American Camp Association

American Camp Association

The American Camp Association (ACA) is a nonprofit organization with the mission of enriching the lives of children, youth, and adults through the camp experience. It is made up of camping professionals with a dedication to “preserve, promote, and improve the camp experience” for children, youth, and adults.1 They believe that organized camps provide lessons in character and skill development, healthy living, and community.

Founded to support the organized camping movement of the late 19th century and early 20th century, ACA had two beginnings: the Camp Directors Association of America formed in 1910 for male camp directors and the National Association of Directors of Girls' Private Camps (NADGPC) formed in 1916 for female camp directors. This latter organization soon broadened their membership beyond private camps and became known as the National Association of Directors of Girls' Camps (NADGC).

The two camp director organizations joined forces in 1924 and became the Camp Directors Association (CDA). As they struggled to serve the diverse needs of the young camping movement, the CDA evolved again in 1935 to become the American Camping Association. Seventy years later in 2005, they would become the American Camp Association.

From the beginning, ACA was focused on improving the organized camp experience by supporting the professional development of camp directors. Through the years they have also consciously chosen to avoid contact with any political or economic pressure groups as well as any commercialism.

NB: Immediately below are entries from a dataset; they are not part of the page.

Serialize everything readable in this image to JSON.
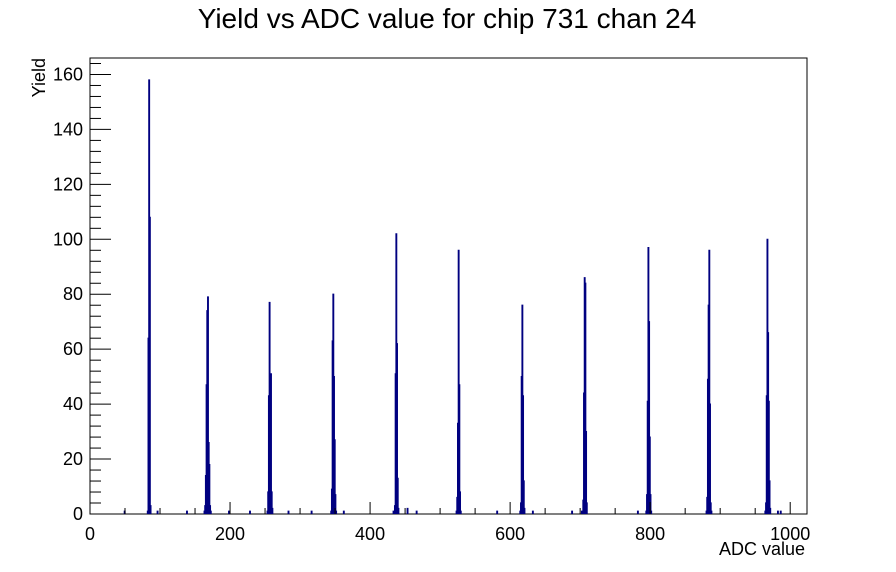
{
  "chart_data": {
    "type": "histogram",
    "title": "Yield vs ADC value for chip 731 chan 24",
    "xlabel": "ADC value",
    "ylabel": "Yield",
    "xlim": [
      0,
      1024
    ],
    "ylim": [
      0,
      166
    ],
    "x_ticks": [
      0,
      200,
      400,
      600,
      800,
      1000
    ],
    "y_ticks": [
      0,
      20,
      40,
      60,
      80,
      100,
      120,
      140,
      160
    ],
    "x_tick_labels": [
      "0",
      "200",
      "400",
      "600",
      "800",
      "1000"
    ],
    "y_tick_labels": [
      "0",
      "20",
      "40",
      "60",
      "80",
      "100",
      "120",
      "140",
      "160"
    ],
    "grid": false,
    "line_color": "#000080",
    "bins": [
      {
        "x": 49,
        "y": 1
      },
      {
        "x": 82,
        "y": 1
      },
      {
        "x": 83,
        "y": 64
      },
      {
        "x": 84,
        "y": 158
      },
      {
        "x": 85,
        "y": 108
      },
      {
        "x": 86,
        "y": 3
      },
      {
        "x": 96,
        "y": 1
      },
      {
        "x": 138,
        "y": 1
      },
      {
        "x": 163,
        "y": 1
      },
      {
        "x": 164,
        "y": 3
      },
      {
        "x": 165,
        "y": 14
      },
      {
        "x": 166,
        "y": 47
      },
      {
        "x": 167,
        "y": 74
      },
      {
        "x": 168,
        "y": 79
      },
      {
        "x": 169,
        "y": 26
      },
      {
        "x": 170,
        "y": 18
      },
      {
        "x": 171,
        "y": 3
      },
      {
        "x": 172,
        "y": 1
      },
      {
        "x": 198,
        "y": 1
      },
      {
        "x": 228,
        "y": 1
      },
      {
        "x": 253,
        "y": 1
      },
      {
        "x": 254,
        "y": 8
      },
      {
        "x": 255,
        "y": 43
      },
      {
        "x": 256,
        "y": 77
      },
      {
        "x": 257,
        "y": 32
      },
      {
        "x": 258,
        "y": 51
      },
      {
        "x": 259,
        "y": 8
      },
      {
        "x": 260,
        "y": 2
      },
      {
        "x": 283,
        "y": 1
      },
      {
        "x": 316,
        "y": 1
      },
      {
        "x": 344,
        "y": 1
      },
      {
        "x": 345,
        "y": 9
      },
      {
        "x": 346,
        "y": 63
      },
      {
        "x": 347,
        "y": 80
      },
      {
        "x": 348,
        "y": 50
      },
      {
        "x": 349,
        "y": 27
      },
      {
        "x": 350,
        "y": 7
      },
      {
        "x": 351,
        "y": 1
      },
      {
        "x": 362,
        "y": 1
      },
      {
        "x": 433,
        "y": 1
      },
      {
        "x": 435,
        "y": 3
      },
      {
        "x": 436,
        "y": 51
      },
      {
        "x": 437,
        "y": 102
      },
      {
        "x": 438,
        "y": 62
      },
      {
        "x": 439,
        "y": 13
      },
      {
        "x": 440,
        "y": 2
      },
      {
        "x": 453,
        "y": 2
      },
      {
        "x": 466,
        "y": 1
      },
      {
        "x": 523,
        "y": 1
      },
      {
        "x": 524,
        "y": 6
      },
      {
        "x": 525,
        "y": 33
      },
      {
        "x": 526,
        "y": 96
      },
      {
        "x": 527,
        "y": 47
      },
      {
        "x": 528,
        "y": 8
      },
      {
        "x": 529,
        "y": 1
      },
      {
        "x": 581,
        "y": 1
      },
      {
        "x": 614,
        "y": 1
      },
      {
        "x": 615,
        "y": 4
      },
      {
        "x": 616,
        "y": 50
      },
      {
        "x": 617,
        "y": 76
      },
      {
        "x": 618,
        "y": 43
      },
      {
        "x": 619,
        "y": 12
      },
      {
        "x": 620,
        "y": 2
      },
      {
        "x": 632,
        "y": 1
      },
      {
        "x": 688,
        "y": 1
      },
      {
        "x": 702,
        "y": 1
      },
      {
        "x": 704,
        "y": 5
      },
      {
        "x": 705,
        "y": 44
      },
      {
        "x": 706,
        "y": 86
      },
      {
        "x": 707,
        "y": 84
      },
      {
        "x": 708,
        "y": 30
      },
      {
        "x": 709,
        "y": 4
      },
      {
        "x": 782,
        "y": 1
      },
      {
        "x": 794,
        "y": 1
      },
      {
        "x": 795,
        "y": 7
      },
      {
        "x": 796,
        "y": 41
      },
      {
        "x": 797,
        "y": 97
      },
      {
        "x": 798,
        "y": 70
      },
      {
        "x": 799,
        "y": 28
      },
      {
        "x": 800,
        "y": 7
      },
      {
        "x": 801,
        "y": 1
      },
      {
        "x": 880,
        "y": 1
      },
      {
        "x": 881,
        "y": 6
      },
      {
        "x": 882,
        "y": 49
      },
      {
        "x": 883,
        "y": 76
      },
      {
        "x": 884,
        "y": 96
      },
      {
        "x": 885,
        "y": 40
      },
      {
        "x": 886,
        "y": 4
      },
      {
        "x": 887,
        "y": 1
      },
      {
        "x": 964,
        "y": 1
      },
      {
        "x": 965,
        "y": 4
      },
      {
        "x": 966,
        "y": 43
      },
      {
        "x": 967,
        "y": 100
      },
      {
        "x": 968,
        "y": 66
      },
      {
        "x": 969,
        "y": 41
      },
      {
        "x": 970,
        "y": 12
      },
      {
        "x": 971,
        "y": 2
      },
      {
        "x": 982,
        "y": 1
      },
      {
        "x": 986,
        "y": 1
      }
    ]
  }
}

Two years after the CDA formed, in 1926, their magazine Camping, later known as Camping Magazine, was launched. They also published the Sargent Handbook, a resource describing all the current summer camps. Besides hosting conferences, the CDA supported the institute series taught in 1930 by Dr. Hedley S. Dimock, the dean of the YMCA College in Chicago. This series explored the role camps provided in the character education of children and was widely attended by professionals in the Boy Scout and Girl Scout organizations, YMCA and YWCA organizations, social welfare entities, and private camp organizations.

After transitioning into the American Camping Association, in 1948 ACA coalesced the discussions of the 1930s and 1940s to form the ACA Standards, which became the accepted camp standards of the courts and government agencies.2 These nearly 300 standards are the basis for ACA camp accreditation and define what is a quality camp program. With the standards forming a commonality among the widely diverse camp organizations, ACA built a national office in Martinsville, Indiana in 1955.

Facing the issues of discrimination in post World War II America, ACA emphasized “intercultural, interracial, interclass, and interfaith camps as a means to build democratic character, tolerance, and acceptance of difference.”3 What began in 1945, however, didn't reach reality until the 1960s.

Other issues the ACA has faced through the years have been youth population fluctuation, economic recessions limiting camp enrollment, land price increases affecting camp acreage, the electronic age, high unemployment, and lengthier school calendars prescribing less time for experiential learning.4 They advocate on behalf of camp experiences’ positive outcomes in health and wellness, environmental stewardship, team building and leadership, workforce development, and academic enrichment.

Through grant funded research, ACA has studied the impact camp experiences have upon youth development. They found that “camp enables significant growth in confidence and self-esteem, relationship and friendship skills, and independence and responsibility” and that it “provides an environment with appropriate boundaries, structure and expectations, and hands-on learning opportunities – the building blocks for a successful life.”5

  • 1. “About ACA.” American Camp Association. < http://www.acacamps.org/about/who-we-are > 3 Aug. 2012.
  • 2. Yerkes, Rita. “His Story, Her Story, Our Story: 100 Years of the American Camp Association.” American Camp Association. < http://www.acacamps.org/campmag/issues/1001/his-story-her-story-our-story-100-years-american-camp-association > 3 Aug. 2012.
  • 3. Leslie Paris, 2008 as quoted in Yerkes.